The Vikings used a non-standardized alphabet they incised on rune stones. The inscriptions on the stones were runic alphabets (6.17) and based on older Germanic languages before the Latin alphabet. The angular letters (6.18) do not have any horizontal or vertical strokes. The Vikings discovered that if they carved angular letters into wood or stone, the material would not split. Little remains of the runic language written on paper, but thousands of stones can be found with the incised letters wherever the Vikings lived. Some of the stones described battles, people who participated in the battles or contained bragging rights. The majority of information known about the Vikings comes from writings by other cultures they encountered during their travels.
A rune stone was inscribed in red paint.
The movement and territorial expansion of the Vikings was undoubtedly enabled by their skill in constructing highly crafted ships.

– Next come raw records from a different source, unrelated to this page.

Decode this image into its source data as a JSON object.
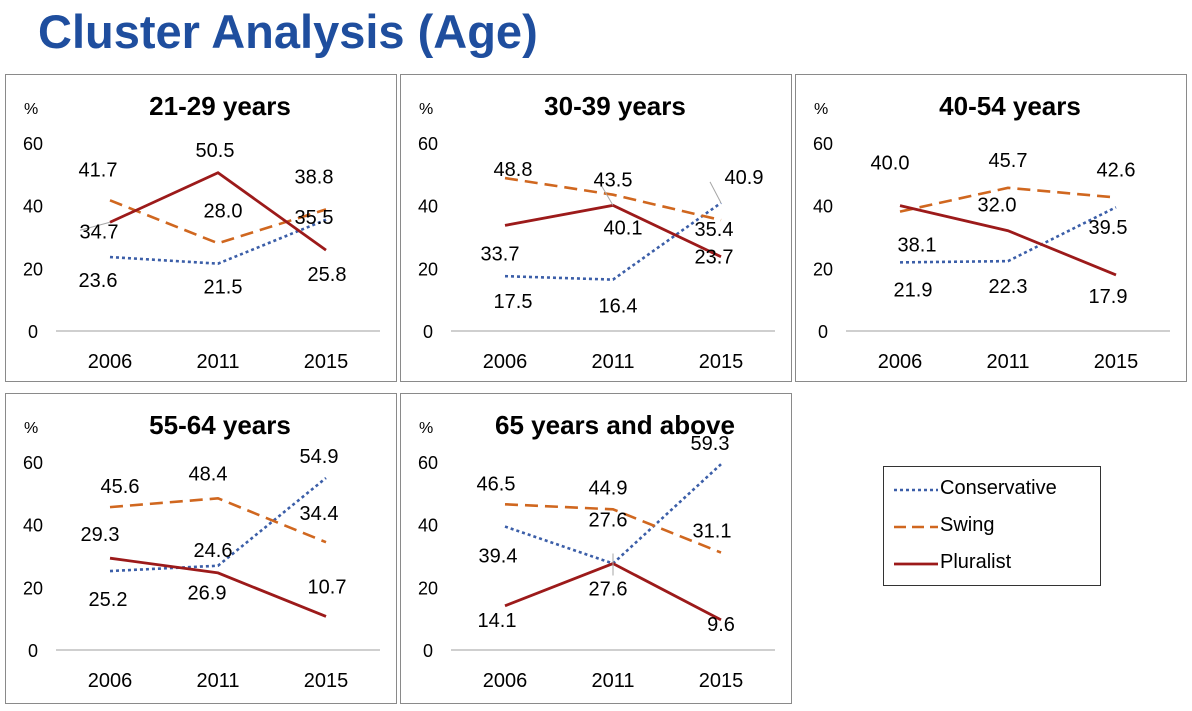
{
  "page_title": "Cluster Analysis (Age)",
  "colors": {
    "Conservative": "#3b5ea8",
    "Swing": "#d0671f",
    "Pluralist": "#9c1a1a",
    "title": "#1f4e9e"
  },
  "legend": {
    "items": [
      {
        "label": "Conservative",
        "style": "dotted"
      },
      {
        "label": "Swing",
        "style": "dashed"
      },
      {
        "label": "Pluralist",
        "style": "solid"
      }
    ]
  },
  "chart_data": [
    {
      "type": "line",
      "title": "21-29 years",
      "ylabel": "%",
      "categories": [
        "2006",
        "2011",
        "2015"
      ],
      "yticks": [
        "0",
        "20",
        "40",
        "60"
      ],
      "ylim": [
        0,
        60
      ],
      "series": [
        {
          "name": "Conservative",
          "values": [
            23.6,
            21.5,
            35.5
          ],
          "labels": [
            "23.6",
            "21.5",
            "35.5"
          ]
        },
        {
          "name": "Swing",
          "values": [
            41.7,
            28.0,
            38.8
          ],
          "labels": [
            "41.7",
            "28.0",
            "38.8"
          ]
        },
        {
          "name": "Pluralist",
          "values": [
            34.7,
            50.5,
            25.8
          ],
          "labels": [
            "34.7",
            "50.5",
            "25.8"
          ]
        }
      ]
    },
    {
      "type": "line",
      "title": "30-39 years",
      "ylabel": "%",
      "categories": [
        "2006",
        "2011",
        "2015"
      ],
      "yticks": [
        "0",
        "20",
        "40",
        "60"
      ],
      "ylim": [
        0,
        60
      ],
      "series": [
        {
          "name": "Conservative",
          "values": [
            17.5,
            16.4,
            40.9
          ],
          "labels": [
            "17.5",
            "16.4",
            "40.9"
          ]
        },
        {
          "name": "Swing",
          "values": [
            48.8,
            43.5,
            35.4
          ],
          "labels": [
            "48.8",
            "43.5",
            "35.4"
          ]
        },
        {
          "name": "Pluralist",
          "values": [
            33.7,
            40.1,
            23.7
          ],
          "labels": [
            "33.7",
            "40.1",
            "23.7"
          ]
        }
      ]
    },
    {
      "type": "line",
      "title": "40-54 years",
      "ylabel": "%",
      "categories": [
        "2006",
        "2011",
        "2015"
      ],
      "yticks": [
        "0",
        "20",
        "40",
        "60"
      ],
      "ylim": [
        0,
        60
      ],
      "series": [
        {
          "name": "Conservative",
          "values": [
            21.9,
            22.3,
            39.5
          ],
          "labels": [
            "21.9",
            "22.3",
            "39.5"
          ]
        },
        {
          "name": "Swing",
          "values": [
            38.1,
            45.7,
            42.6
          ],
          "labels": [
            "38.1",
            "45.7",
            "42.6"
          ]
        },
        {
          "name": "Pluralist",
          "values": [
            40.0,
            32.0,
            17.9
          ],
          "labels": [
            "40.0",
            "32.0",
            "17.9"
          ]
        }
      ]
    },
    {
      "type": "line",
      "title": "55-64 years",
      "ylabel": "%",
      "categories": [
        "2006",
        "2011",
        "2015"
      ],
      "yticks": [
        "0",
        "20",
        "40",
        "60"
      ],
      "ylim": [
        0,
        60
      ],
      "series": [
        {
          "name": "Conservative",
          "values": [
            25.2,
            26.9,
            54.9
          ],
          "labels": [
            "25.2",
            "26.9",
            "54.9"
          ]
        },
        {
          "name": "Swing",
          "values": [
            45.6,
            48.4,
            34.4
          ],
          "labels": [
            "45.6",
            "48.4",
            "34.4"
          ]
        },
        {
          "name": "Pluralist",
          "values": [
            29.3,
            24.6,
            10.7
          ],
          "labels": [
            "29.3",
            "24.6",
            "10.7"
          ]
        }
      ]
    },
    {
      "type": "line",
      "title": "65 years and above",
      "ylabel": "%",
      "categories": [
        "2006",
        "2011",
        "2015"
      ],
      "yticks": [
        "0",
        "20",
        "40",
        "60"
      ],
      "ylim": [
        0,
        60
      ],
      "series": [
        {
          "name": "Conservative",
          "values": [
            39.4,
            27.6,
            59.3
          ],
          "labels": [
            "39.4",
            "27.6",
            "59.3"
          ]
        },
        {
          "name": "Swing",
          "values": [
            46.5,
            44.9,
            31.1
          ],
          "labels": [
            "46.5",
            "44.9",
            "31.1"
          ]
        },
        {
          "name": "Pluralist",
          "values": [
            14.1,
            27.6,
            9.6
          ],
          "labels": [
            "14.1",
            "27.6",
            "9.6"
          ]
        }
      ]
    }
  ]
}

The ships were built in many sizes for different uses and included the best-known longship. Longships (6.19) were designed for speed and agility, exploring, and warfare. Propulsion was achieved through a combination of oars and sails to take advantage of the wind and manpower. The longship had a narrow hull and shallow draft (6.20), allowing the Vikings to sail into shallow waters. For trade, they used bigger, wider merchant ships with a deeper draught and fewer oars, creating a larger space to store merchandise.
Ships were so crucial to the Vikings; they used the ships as tombs for men of high status. The ships constructed from wood was a readily available resource in the north. Building with overlapping planks (6.21) riveted together gave strength to the keel. The planks are from large, old-growth oak trees capable of producing long pieces of wood. The planks cut from the tree wood were split, sometimes as thin as two inches.
On the oak keel (6.22), they riveted the planks with wrought-iron rivets, adding a tier of planks overlapping the one below, then caulking seams. Elaborately carved heads (6.23) of mythical animals, especially dragons, adorned the ends of the bow and stern, large continuous carvings of symbols decorated the keel.
Small sculptural Viking art made from leftover shipbuilding debris into small sculptural art resulting in a well-developed woodworking artisan craft. Wood was the primary choice of material, easy to carve and abundant; however, art also was created or carved with metal, stone, bone, and ivory.
The Vikings society divides into three classes of people; slaves, peasants, and aristocracy. The position in life dictated their clothes and jewelry, making it easy to identify the status of the person as the quality of wearable goods became one of the significant indicators of wealth. Women of status wore heavy necklaces and brooches with fancy openwork while men displayed rings on their arms and necks and added brooches with very long pins (6.24) to their clothing. Weapons highly decorated with gilding and jewels on the hilts and a corpse would be well dressed in proper jewelry before being buried.